Boards have been warned that investors will be looking closely at bonuses paid to executives after pay levels in 2021 returned to pre-pandemic levels.
Research by accountancy firm PwC looking at the first 50 remuneration reports out this year from the FTSE 100 shows most sectors have seen executive pay levels ease back to the kind of figures on offer before the impact of Covid-19.
Average CEO pay for 2021 among the 50 is up 34% from £3.1m in 20220 to £4.1m last year. This figures have been pushed mainly by bonuses. In 2021, the average executive bonus was 82% of the maximum allowable, compared with 44% in 2022.
Meanwhile a separate report from think tank the High Pay Centre, in collaboration with a group of universities, finds that only half of 216 UK firms included in a survey took at least one measure to cut executive pay, despite much public discussion of executives shouldering their share of the pandemic burden as lockdowns, furlough and redundancies hit business.
Boards can now expect investors to focus on bonus levels during AGM season, according to PwC, with shareholders weighing whether they agree with boardroom views of performance. This year the Investment Association, a club for UK asset managers, says investors will be looking for “consideration of the wider stakeholder experience” when looking at remuneration reports.
“It’s certain that shareholders will scrutinise both the overall bonus outcomes and how stretching the performance targets were,” says Phillippa O’Connor, reward and employment leader at PwC.
Some wonder whether the PwC findings mean pay could go even higher. Sandy Pepper, a pay expert and professor at the London School of Economics, says: “It will be interesting to see whether this marks a return to the heights of 2014–2015 or the slightly more moderate levels of 2018–2019.”
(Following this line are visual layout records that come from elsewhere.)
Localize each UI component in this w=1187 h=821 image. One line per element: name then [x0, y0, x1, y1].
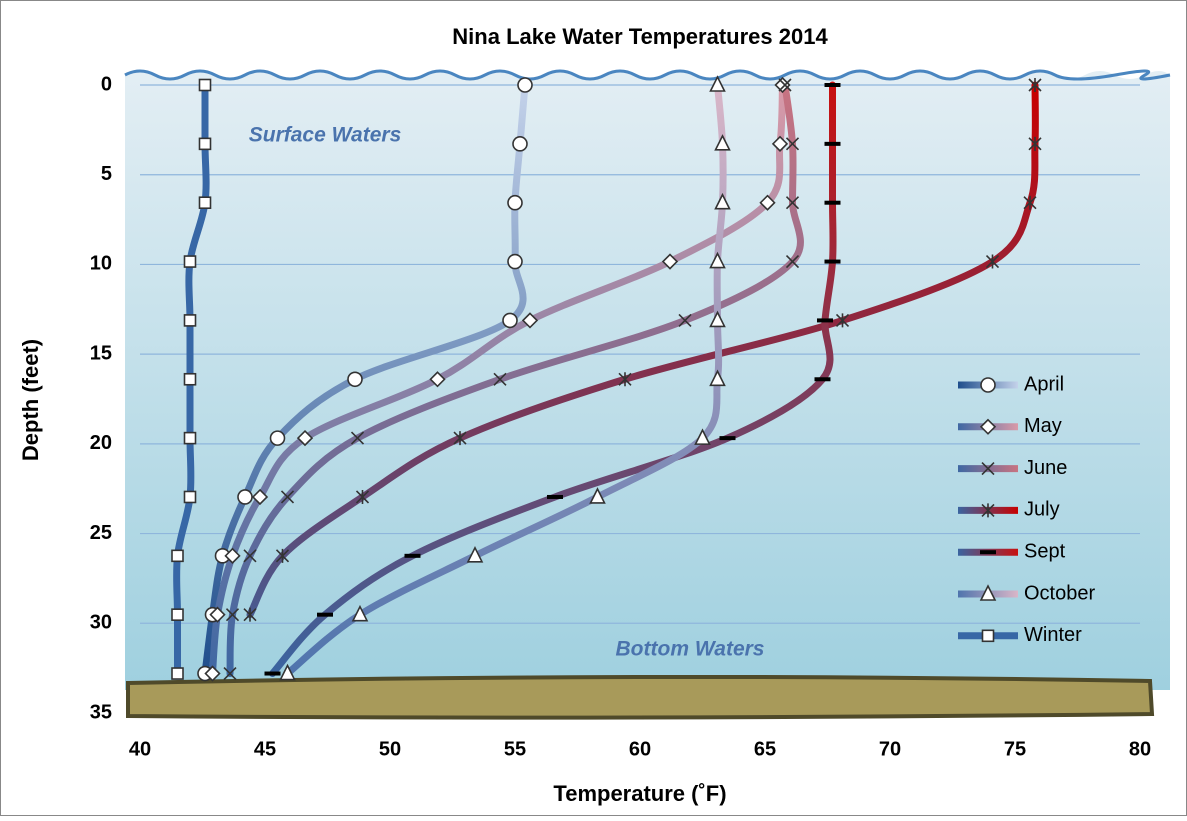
marker [185, 491, 196, 502]
y-tick-label: 30 [90, 612, 112, 634]
x-tick-label: 50 [379, 738, 401, 760]
x-tick-label: 75 [1004, 738, 1026, 760]
x-tick-label: 40 [129, 738, 151, 760]
marker [348, 372, 362, 386]
y-tick-label: 20 [90, 432, 112, 454]
legend-marker [981, 378, 995, 392]
marker [172, 609, 183, 620]
legend-label: June [1024, 457, 1067, 479]
annotation: Bottom Waters [616, 638, 765, 661]
legend-label: Winter [1024, 624, 1082, 646]
marker [271, 431, 285, 445]
marker [172, 550, 183, 561]
y-tick-label: 25 [90, 522, 112, 544]
legend-label: April [1024, 373, 1064, 395]
marker [185, 433, 196, 444]
legend-label: July [1024, 499, 1060, 521]
marker [185, 374, 196, 385]
x-tick-label: 65 [754, 738, 776, 760]
y-tick-label: 15 [90, 342, 112, 364]
y-tick-label: 35 [90, 701, 112, 723]
x-tick-label: 55 [504, 738, 526, 760]
marker [185, 256, 196, 267]
marker [238, 490, 252, 504]
chart: Nina Lake Water Temperatures 2014 Temper… [0, 0, 1187, 816]
chart-title: Nina Lake Water Temperatures 2014 [452, 24, 828, 49]
y-axis-title: Depth (feet) [18, 339, 43, 461]
y-tick-label: 5 [101, 163, 112, 185]
marker [508, 255, 522, 269]
marker [200, 138, 211, 149]
marker [185, 315, 196, 326]
x-tick-label: 70 [879, 738, 901, 760]
marker [503, 313, 517, 327]
y-tick-label: 10 [90, 253, 112, 275]
marker [508, 196, 522, 210]
marker [200, 80, 211, 91]
marker [513, 137, 527, 151]
legend-marker [983, 630, 994, 641]
x-tick-label: 60 [629, 738, 651, 760]
marker [200, 197, 211, 208]
x-axis-title: Temperature (˚F) [553, 781, 726, 806]
x-tick-label: 80 [1129, 738, 1151, 760]
lake-bottom [128, 677, 1152, 718]
marker [518, 78, 532, 92]
y-tick-label: 0 [101, 73, 112, 95]
legend-label: Sept [1024, 540, 1066, 562]
legend-label: October [1024, 582, 1095, 604]
annotation: Surface Waters [249, 124, 402, 147]
marker [172, 668, 183, 679]
x-tick-label: 45 [254, 738, 276, 760]
legend-label: May [1024, 415, 1062, 437]
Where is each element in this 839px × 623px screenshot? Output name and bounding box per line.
Board composition and pay cuts
In the High Pay Centre research 78 of the 216 companies studied took action to cut salaries, while just 29 mentioned reductions to bonuses. Reductions, wherever they were, were referred to sometimes as “voluntary” action by a director, sometimes as “company policy”.
Where pay was cut, the most common action was a salary reduction of 10–20%. Only 11 firms opted for salary cuts of 50–100%.
The High Pay Centre says a 10–20% pay cut for a few months is underwhelming. “For a FTSE CEO, the average base salary stood at £954,000 in 2020 with various bonus payments and share award schemes averaging a value of over £2m. In this context, a three-month 10–20% reduction in base salary does not represent a meaningful reduction in executive pay or saving for the company.”
The research also unearthed another finding: firms that reduced executive pay tended to have more women on their boards. Firms that slashed pay by 25–40% had the most women on their boards. Though it has to be noted that the biggest pay cuts were at companies with the lowest number of women on their boards. Where all-male boards decided to cut pay they tended to go big.
It’s also worth noting the shareholder effect. On average, the High Pay Centre found, firms that cut pay tended to have higher levels of ownership by asset managers. Public pronouncements by fund managers—and there were some notable interventions—seem to have worked.
‘Fake cuts’ and benefits
Earlier this month another study claimed that many US companies used “fake cuts” when they announced executives would be sharing some of the pandemic burden but reducing their own pay. Academics in Australia looking at CEOs of companies listed on the New York Stock Exchange and Nasdaq frequently saw other benefits rise even as salaries were cut. The net effect was no overall reduction in the value of their compensation during the most stressful period of the pandemic.
The Australian team wrote that they found a “widespread fake cuts phenomenon where CEOs who ostensibly accepted reductions to their base salary ultimately received total compensation in 2020 that was no lower that their remuneration for 2019”.
That’s a brutal conclusion. It remains to be explained what reasoning was going behind those decisions. Certainly, PwC’s results show UK FTSE 100 pay was trending upwards in 2021, even though the pandemic was still underway and employees, as well as results, may have still been suffering. With the bulk of pay coming in bonus payments it seems boards were still set on keeping their executives rewarded at high levels.
The High Pay Centre is undeniably disappointed by its findings, even where the presence of women on boards and asset manager pressure appears to have held pay levels down. According to the think tank’s reasoning, few companies cut executive pay and even fewer did so by much, despite publicity. “It then follows that if greater institutional ownership or female representation on boards delivered only minor reductions in executive pay, other measures—for example, greater worker involvement and strategic decision-making—may be necessary to deliver truly responsibly businesses fully aligned with the interests of wider society.”
That’s unlikely anytime soon. But neither is the end of the executive pay debate.